If you’re fighting the hills in your yard, consider investing in a machine like the all-wheel drive” Husqvarna model HU800AWD. The self-propelled mower is specifically designed to tackle steep inclines, and the 22-inch mower is powered by a 190 CC Honda engine. There is even a convenient port built into the mower so you can water-blast the underside clean by simply hooking up a garden hose and starting the engine.

Weed Eating
One of the biggest complaints homeowners have when it comes to weed-eater machines is that the spools of plastic line can be a pain to change.
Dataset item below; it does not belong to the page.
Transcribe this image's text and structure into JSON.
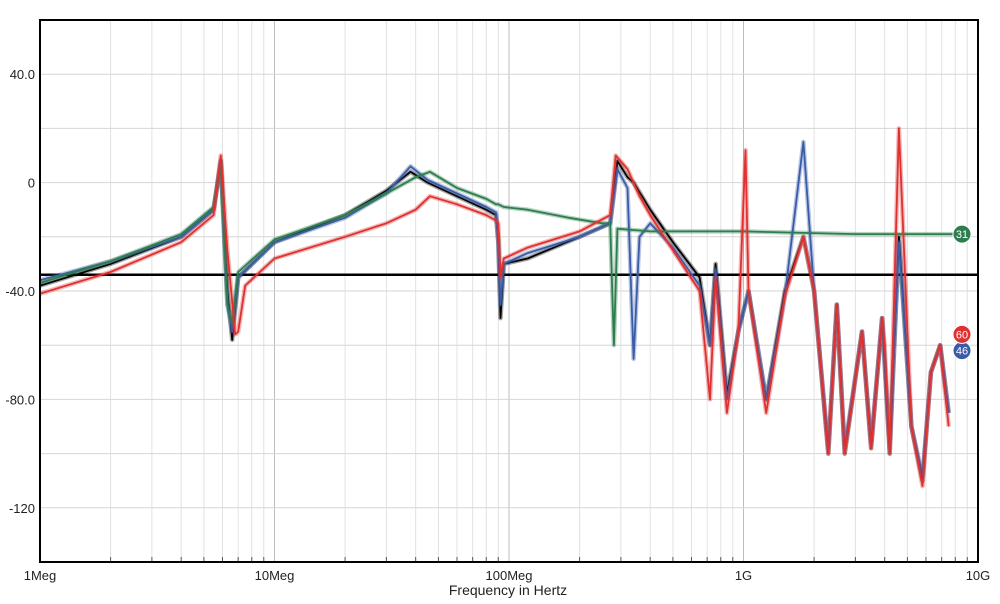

Even on the better machines, where switching out an old spool and popping in a fresh one is a relatively seamless process, it still takes time. When you are spending just as much time fiddling around with spools as you are weed-eating, it’s time to find a new solution.
One of the best and most convenient ways to avoid this hassle is a weed eater like the one manufactured by Echo that doesn’t use spools. Instead you simply insert a length of line into the two slots that hold it, and you’re ready to go again. The system is super fast. You can buy line already cut in lengths of about 12 inches each, or you can save money by buying line by the spool and just cutting it to the desired length yourself with a knife or pair of garden clippers.

Stumps that Won’t Die
But what do you do when you have a stump that keeps growing back with long, green, unsightly shoots? Should you go through labor of trying to grind up the stump or try to dig it out of the ground? That can take up the entire weekend and still leave you with a root system that keeps bouncing back and growing, despite your efforts.
Take a tip from old timers and lumberjacks, who solve this problem with copper nails. Copper will gradually poison the stump. The way to tackle the task is to use the longest copper nails you can find and then drive them into the lowest part of the stump, closest to the ground. Hammer them in a circle to create a band around the circumference of the stump. Leave them there and the trunk with eventually die.

These tips won’t help you avoid yard work, but they may make it a bit more efficient and a lot less frustrating. Meanwhile enjoy your outdoor chores as much as you can, keeping in mind that soon the warm weather will pass and you’ll likely be shoveling snow – which can be a whole lot less fun that manicuring the lawn or picking fresh tomatoes beneath the July sun.